Animal right activist speak so much for the animals but still remain mute on the slaughter of Goats on Bakri-Id. Patriotic Policemen get arrested for fake encounters of Paki terrorists and human rights activist shout at their peak volume in favour of these Paki terrorists, but remain mute when kashmiri pandits are killed in large numbers and other explosions r done by Paki terrorists killing 100s of Indians.

Yes this is the tolerance of Hindus which is being exploited again n again in every way!!


----------



## kumarmohit (Jun 10, 2007)

karmanya said:
			
		

> secularism says that the govt of india will respect and treat all religions as equal.
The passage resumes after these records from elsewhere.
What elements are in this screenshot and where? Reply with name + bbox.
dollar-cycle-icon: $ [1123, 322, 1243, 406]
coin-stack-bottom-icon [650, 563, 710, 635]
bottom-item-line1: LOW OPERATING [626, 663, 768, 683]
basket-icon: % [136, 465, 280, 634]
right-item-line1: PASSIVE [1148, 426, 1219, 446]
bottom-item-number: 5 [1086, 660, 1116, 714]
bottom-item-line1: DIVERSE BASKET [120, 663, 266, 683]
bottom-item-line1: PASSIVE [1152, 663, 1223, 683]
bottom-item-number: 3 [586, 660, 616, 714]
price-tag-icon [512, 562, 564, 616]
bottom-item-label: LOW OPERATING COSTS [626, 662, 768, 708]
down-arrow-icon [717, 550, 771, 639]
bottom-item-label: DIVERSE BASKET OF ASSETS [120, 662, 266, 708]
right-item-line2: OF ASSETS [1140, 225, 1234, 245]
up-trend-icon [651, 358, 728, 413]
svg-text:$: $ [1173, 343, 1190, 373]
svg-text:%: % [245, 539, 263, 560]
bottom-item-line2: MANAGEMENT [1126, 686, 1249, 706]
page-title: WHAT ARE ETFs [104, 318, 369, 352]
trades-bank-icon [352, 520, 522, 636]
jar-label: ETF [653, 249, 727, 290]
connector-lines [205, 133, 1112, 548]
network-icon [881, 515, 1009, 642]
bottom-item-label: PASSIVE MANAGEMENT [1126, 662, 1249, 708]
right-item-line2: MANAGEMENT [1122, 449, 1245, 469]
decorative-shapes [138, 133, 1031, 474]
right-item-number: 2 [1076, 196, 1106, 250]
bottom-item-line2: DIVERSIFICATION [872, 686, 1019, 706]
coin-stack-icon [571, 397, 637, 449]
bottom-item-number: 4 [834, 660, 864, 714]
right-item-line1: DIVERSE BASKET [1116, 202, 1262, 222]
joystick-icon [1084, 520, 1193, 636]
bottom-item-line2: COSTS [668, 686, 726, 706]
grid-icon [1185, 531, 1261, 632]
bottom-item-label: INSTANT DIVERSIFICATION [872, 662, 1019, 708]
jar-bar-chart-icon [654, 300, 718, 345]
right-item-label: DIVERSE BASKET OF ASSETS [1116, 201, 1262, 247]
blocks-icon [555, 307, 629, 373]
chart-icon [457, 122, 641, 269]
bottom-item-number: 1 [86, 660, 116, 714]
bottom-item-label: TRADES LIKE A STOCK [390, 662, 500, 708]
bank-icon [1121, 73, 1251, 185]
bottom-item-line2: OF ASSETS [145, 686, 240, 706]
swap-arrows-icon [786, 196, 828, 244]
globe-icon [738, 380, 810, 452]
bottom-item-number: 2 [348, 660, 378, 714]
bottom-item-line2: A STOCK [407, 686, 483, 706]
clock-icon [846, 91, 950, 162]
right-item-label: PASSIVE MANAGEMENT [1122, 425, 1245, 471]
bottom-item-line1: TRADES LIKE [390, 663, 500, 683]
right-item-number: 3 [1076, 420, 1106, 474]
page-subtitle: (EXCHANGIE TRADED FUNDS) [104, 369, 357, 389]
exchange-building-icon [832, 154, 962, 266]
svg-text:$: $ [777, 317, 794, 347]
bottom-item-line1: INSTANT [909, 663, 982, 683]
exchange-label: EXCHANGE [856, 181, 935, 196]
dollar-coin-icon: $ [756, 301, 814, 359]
Exactly, and ensure freedom of preaching and practicing of every religion, but it is also duty bound to ensure the freedom from misinformation and propaganda. The most common way to provide freedom from misinformation and propaganda is by ensuring a free media. But media has its own responsibilities and limitations. In religious field, this is a much more subtle way way of providing a free environment for every citizen to practice and preach their religion. And oh, India starts with a Capital alphabet I.



			
				karmanya said:
			
		

> also i have never filled a form which asks what religion you follow





			
				karmanya said:
			
		

> and hinduism is a way of life not religion.



Dont tell me that you were not counted in the 2001 census, to count the population of India. As far as I know, in that a majority have been marked as following Hindu religion. If as per you say Hinduism is a way of life, the religious majority of Indians should be Muslims. Right?




			
				karmanya said:
			
		

> plus im an atheist


Good for you, everyone is free to make his own choices.
The govt of India is not an atheist, for once, it believes in all religions (Loosely known as Secular), why else do we have state sponsored festivals of Buddha Jayanti etc and why do the President and Prime minister greet the nation on festivals like Holi, Id and Christmas, Why do they sponsor Haj and facilitate Kailash Mansarovar?


----------



## faraaz (Jun 13, 2007)

If it prevents violence and religious problems, I'm all for it...

If only we humans were like Pratchett's dwarfs...


----------



## kumarmohit (Jun 13, 2007)

Pratchett's dwarfs????


----------



## faraaz (Jun 14, 2007)

They're atheistic and they worship the letter of the law...very law abiding and hard working folk...check out the Discworld series...


----------



## kumarmohit (Jun 14, 2007)

faraaz said:
			
		

> check out the Discworld series...



Where?

Care posting Wikipedia links?


----------



## faraaz (Jun 14, 2007)

*en.wikipedia.org/wiki/Discworld


----------



## kumarmohit (Jun 14, 2007)

Thanks!


----------